T1 eyes widened at this new bit of information, his hands went up into the air in victory and he began dancing around the kitchen.


Starbuck the dog ran into the kitchen and began running in circles around him as he celebrated.


Now Cass was laughing.

“Wait!” I said. “That’s as good as admitting that you’ve measured it!”

T1 stopped and looked at me deadpan.

“Well,” he said, completely unembarrassed, “yeah, of course.”

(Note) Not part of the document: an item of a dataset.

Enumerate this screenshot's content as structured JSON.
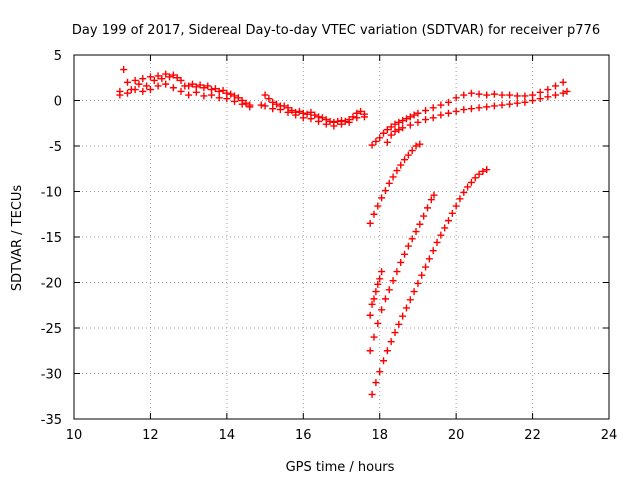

Then back to the celebration.


“I don’t understand why this matters,” T2 said.

“You started it!” I said.

“It doesn’t,” Cass said.

“Thank god for that,” I said.

Pandemonium reigned for a short while, then we had dinner and a relative calm returned.  I am going to follow up with T2 this week to find out if there is a specific reason he is suddenly aware that penis size is even a thing.  I suspect it is because he is wearing a cup for the first time due to playing tackle football.  He literally has a specific piece of armor to protect it, which logically puts it on a little higher level of importance.  I want to make sure, though.

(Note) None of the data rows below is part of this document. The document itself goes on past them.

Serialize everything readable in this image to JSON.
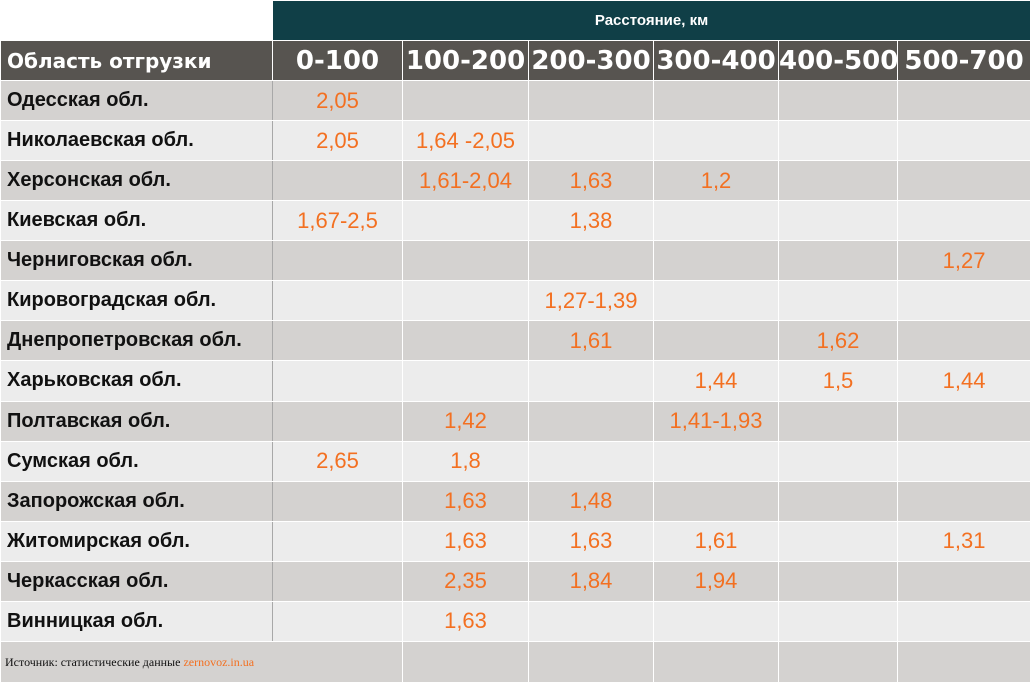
{
  "table": {
    "distance_title": "Расстояние, км",
    "region_header": "Область отгрузки",
    "ranges": [
      "0-100",
      "100-200",
      "200-300",
      "300-400",
      "400-500",
      "500-700"
    ],
    "rows": [
      {
        "region": "Одесская обл.",
        "values": [
          "2,05",
          "",
          "",
          "",
          "",
          ""
        ]
      },
      {
        "region": "Николаевская обл.",
        "values": [
          "2,05",
          "1,64 -2,05",
          "",
          "",
          "",
          ""
        ]
      },
      {
        "region": "Херсонская обл.",
        "values": [
          "",
          "1,61-2,04",
          "1,63",
          "1,2",
          "",
          ""
        ]
      },
      {
        "region": "Киевская обл.",
        "values": [
          "1,67-2,5",
          "",
          "1,38",
          "",
          "",
          ""
        ]
      },
      {
        "region": "Черниговская обл.",
        "values": [
          "",
          "",
          "",
          "",
          "",
          "1,27"
        ]
      },
      {
        "region": "Кировоградская обл.",
        "values": [
          "",
          "",
          "1,27-1,39",
          "",
          "",
          ""
        ]
      },
      {
        "region": "Днепропетровская обл.",
        "values": [
          "",
          "",
          "1,61",
          "",
          "1,62",
          ""
        ]
      },
      {
        "region": "Харьковская обл.",
        "values": [
          "",
          "",
          "",
          "1,44",
          "1,5",
          "1,44"
        ]
      },
      {
        "region": "Полтавская обл.",
        "values": [
          "",
          "1,42",
          "",
          "1,41-1,93",
          "",
          ""
        ]
      },
      {
        "region": "Сумская обл.",
        "values": [
          "2,65",
          "1,8",
          "",
          "",
          "",
          ""
        ]
      },
      {
        "region": "Запорожская обл.",
        "values": [
          "",
          "1,63",
          "1,48",
          "",
          "",
          ""
        ]
      },
      {
        "region": "Житомирская обл.",
        "values": [
          "",
          "1,63",
          "1,63",
          "1,61",
          "",
          "1,31"
        ]
      },
      {
        "region": "Черкасская обл.",
        "values": [
          "",
          "2,35",
          "1,84",
          "1,94",
          "",
          ""
        ]
      },
      {
        "region": "Винницкая обл.",
        "values": [
          "",
          "1,63",
          "",
          "",
          "",
          ""
        ]
      }
    ]
  },
  "footer": {
    "source_label": "Источник: статистические данные",
    "source_link": "zernovoz.in.ua"
  },
  "colors": {
    "title_bg": "#103f47",
    "header_bg": "#575450",
    "value_text": "#f37021",
    "row_dark": "#d4d2d0",
    "row_light": "#ececec"
  }
}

We want the boys to be comfortable with themselves.  Apparently, they are.

News part one: If you just can’t get enough of one of the stars of acleanandshinyplace.com, specifically T2, you’ll be happy to know that Cass and I started a twitter feed for the random stuff he says that isn’t expansive enough to make it here.  You can follow him at @talking2t2

News part two:Sometime next week or the follow week I’ll be migrating the blog to its own server.  It may mess up some of the links but, overall, shouldn’t effect you- the constant reader- all that much.  I’ve been threatening to do it for awhile and now is the time.

News part three: I actually ran this whole post by T1 before I posted it.  I wanted to make sure he was okay with it being out there.

“Am I okay with people knowing my penis is above average?” he asked. “I want EVERYBODY to know that.  I’m thinking about getting it printed on a t-shirt. You’re fine.”